Aggregated container with grouped observations on the obs axis. When multiple stats are requested, a stat dimension is inserted immediately after obs.

Return type:

DataContainer

Raises:

ValueError – If the container has no obs dimension, grouping is invalid, requested stats are unsupported, or min_count / on_insufficient are invalid.

aggregate_groups(by: str | numpy.ndarray | List[Any], groups: Sequence[Dict[str, Any]], min_count: int = 1, on_insufficient: str = 'raise', skip_empty: bool = True) → DataContainer[source]¶

Aggregate selected feature groups with different statistics.

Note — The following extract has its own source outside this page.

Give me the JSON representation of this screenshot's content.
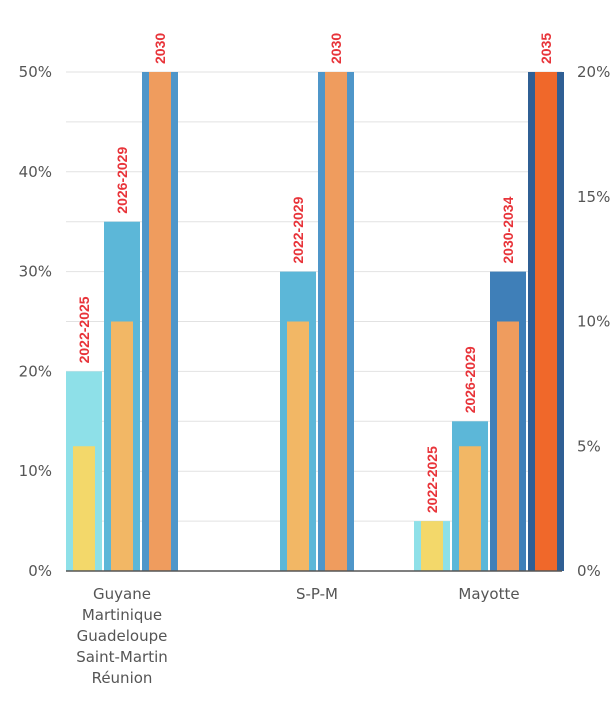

This is a thin wrapper around aggregate() for tabular feature containers. Each group spec selects a subset of feature columns and applies one or more stats to that subset. The outputs are concatenated along the feature dimension, and each resulting feature name is prefixed with its stat (for example "mean_band_log_abs_alpha").

Parameters:

by (str or array-like) – Group definition for the observation axis. Passed through to aggregate().
groups (sequence of dict) –
Ordered group specifications. Each group must provide "stats" and may optionally provide include/exclude selectors:
- names / exclude_names
- prefixes / exclude_prefixes
- suffixes / exclude_suffixes
- contains / exclude_contains
- regex / exclude_regex
If a group provides no include selectors, it starts from all features and then applies exclusions.
min_count (int, default=1) – Minimum number of valid observations required per group. Passed through to aggregate().
on_insufficient ({"raise", "warn", "collect"}, default="raise") – Policy applied when a group has fewer than min_count valid observations. Passed through to aggregate().
skip_empty (bool, default=True) – If True, silently skip group specs that match no features. If False, raise a ValueError when a group matches nothing.

Returns:

Aggregated container with dims ("obs", "feature") and stat-prefixed feature names.

Return type:

DataContainer

Raises:

ValueError – If the container lacks a feature dimension or coord, no groups are provided, a group spec is invalid, multiple groups would emit the same output feature name, or no non-empty grouped outputs are produced.